が、例えば、これ→はエリエール製サージカルマスクのパッケージにある裏書きですが,
PFE(微粒子捕集効率試験)99%カット
を唱うマスクが今はほとんどです。
やはり皆さん、ウイルス0.1㎛が念頭にあるので、供給者側もそこに注力しているということなのかもしれません。
先に、”不織布にもピンキリがあったりする”と書きましたが、使用しているメルトブローン不織布のグレードにも関係するところです。
大切なのは、「99%カット」はそのマスク生地自体の性能であり、そのマスクを装着したからといって呼吸時に微粒子99%カットが保証されているわけではありません。
装着時、隙間からの微粒子の出入りは防ぎようがないからです。
だからこそ・・・
きちんと装着する、
人との距離を「相応に」とる、
ことが、マスク生地の性能が99%か90%か、どんなマスクか、などということよりも、もっと大切だと私は思うのです。
ところで、サージカルマスクは使い捨てが基本、そして洗濯・再利用では効果が薄れてしまいます。不織布マスクの構造上、静電気によるろ過効果が失われてしまうからです。
最近、素材を変えることで、再利用可能を唱う商品がちらほらと出てきています。全て網羅することはできませんし、それを唱う製品全てが果たしてどうなのかもわかりませんが・・・
クラウドファンディングに登場した「分子マスク」が人気を呼び目標金額の13倍の出資を集めています。
個人的には、素材が99%か99.9%かに興味はありませんが、再利用できる、というのに魅力を感じる人は多いと思います。ただ、この分子マスクですが、「鼻マスク」タイプも選択肢にそろえているところが、如何なものかと・・・とは思います。

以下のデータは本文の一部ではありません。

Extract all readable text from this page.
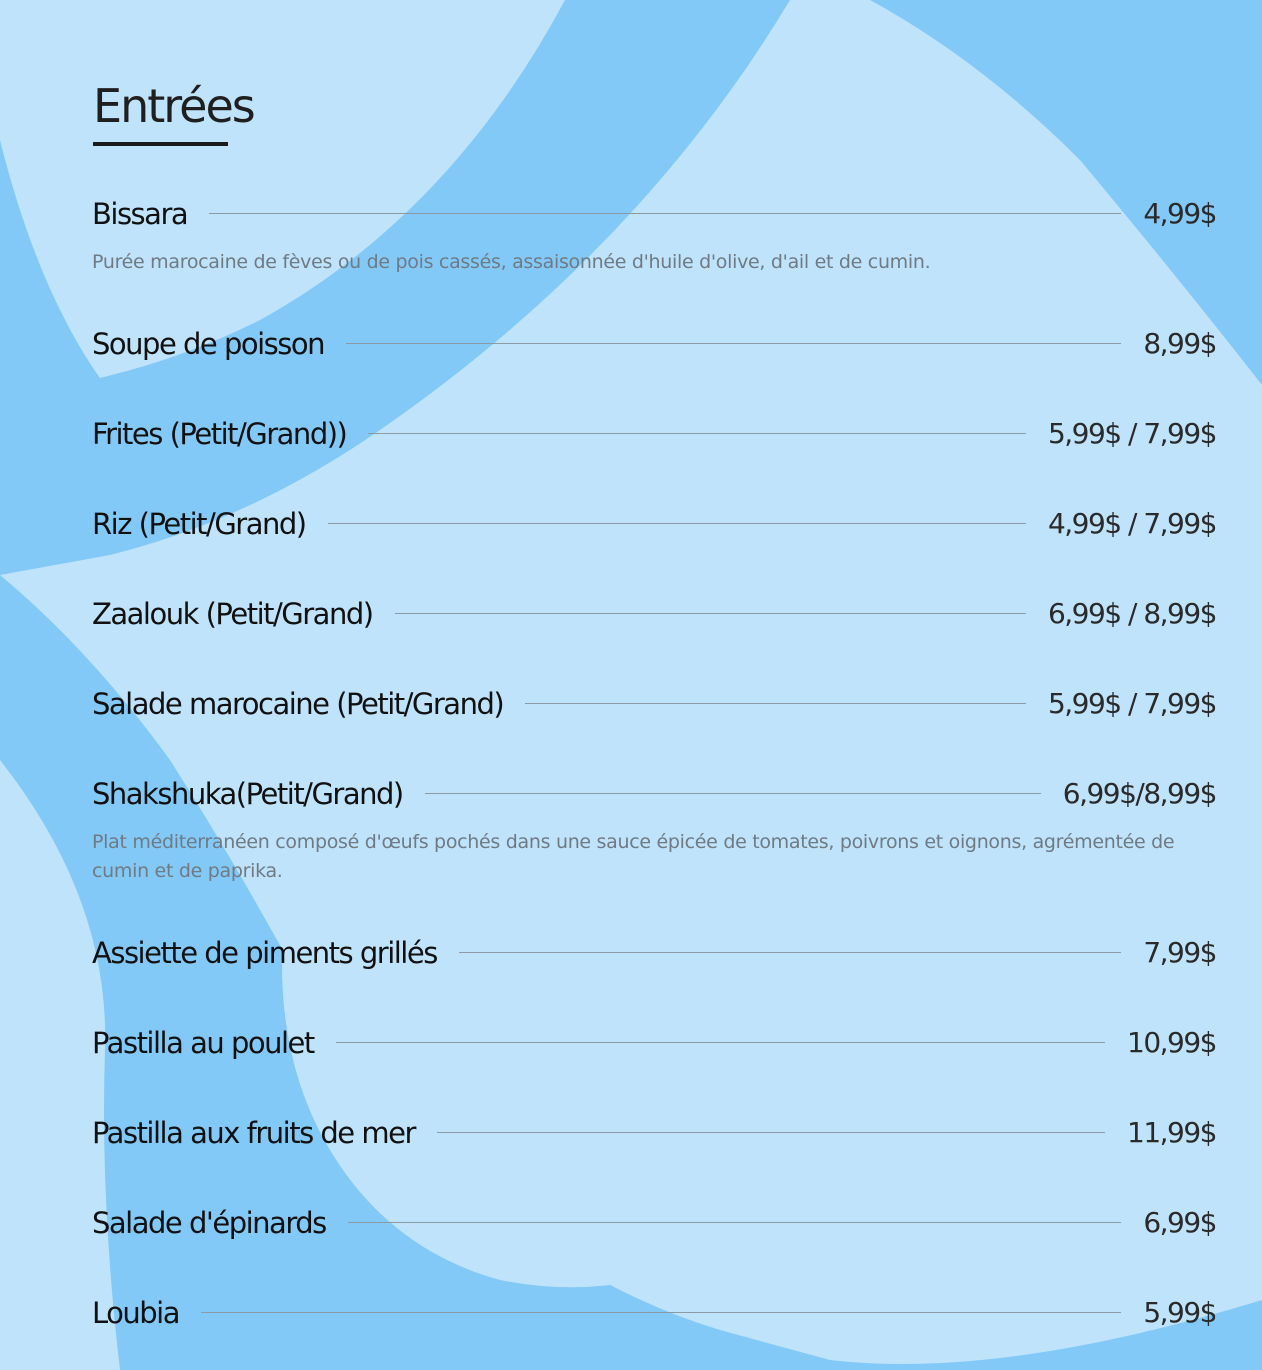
Entrées
Bissara	4,99$

Purée marocaine de fèves ou de pois cassés, assaisonnée d'huile d'olive, d'ail et de cumin.

Soupe de poisson	8,99$
Frites (Petit/Grand))	5,99$ / 7,99$
Riz (Petit/Grand)	4,99$ / 7,99$
Zaalouk (Petit/Grand)	6,99$ / 8,99$
Salade marocaine (Petit/Grand)	5,99$ / 7,99$
Shakshuka(Petit/Grand)	6,99$/8,99$

Plat méditerranéen composé d'œufs pochés dans une sauce épicée de tomates, poivrons et oignons, agrémentée de cumin et de paprika.

Assiette de piments grillés	7,99$
Pastilla au poulet	10,99$
Pastilla aux fruits de mer	11,99$
Salade d'épinards	6,99$
Loubia	5,99$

そして、再利用、呼吸のしやすさ、ということでなら、「ナノファイバー マスク」で検索すれば似たような「新たな素材を使った」マスクが既に販売されていることがわかります。
先の「分子マスク」は東工大の名誉教授が開発した素材ということですが、例えばこちら↓は信州大との共同開発素材を使用して、99%カット、エタノール除菌で再利用可、となっています。
米国FDA、欧州FEP2認証獲得、米国NIOSHの認証はまだ受けておらずN95類似という説明・・・。ポイントは3D構造で呼吸がしやすいだけでなく、(サイズが合えばですが)密着性が一般デザインの平形タイプのものよりも良さそう・・・という点。
この3D形状は米国3MのN95マスクにもあるデザインですが、KF94適合(KFは韓国の基準。韓国KF94と米国N95とは若干の違いがある模様。)と称し、似たような3D構造のマスクが韓国で多く紹介されており、韓国芸能人が使っていると日本でも話題となっているようです。
(上↑の「AirQueen」マスクも韓国製)
韓国製でKF94、3D形状のマスク、にはメルトブローン不織布2枚重ねで99.9%を唱うものもあります↓。
さあ、どうしますか?
90%? 99.9%? 日本製? 不織布? 新素材? コスパ? 使い捨て?
再利用? 見た目? 呼吸? 3D?・・・・
僕は、ディスタンスだと思っています。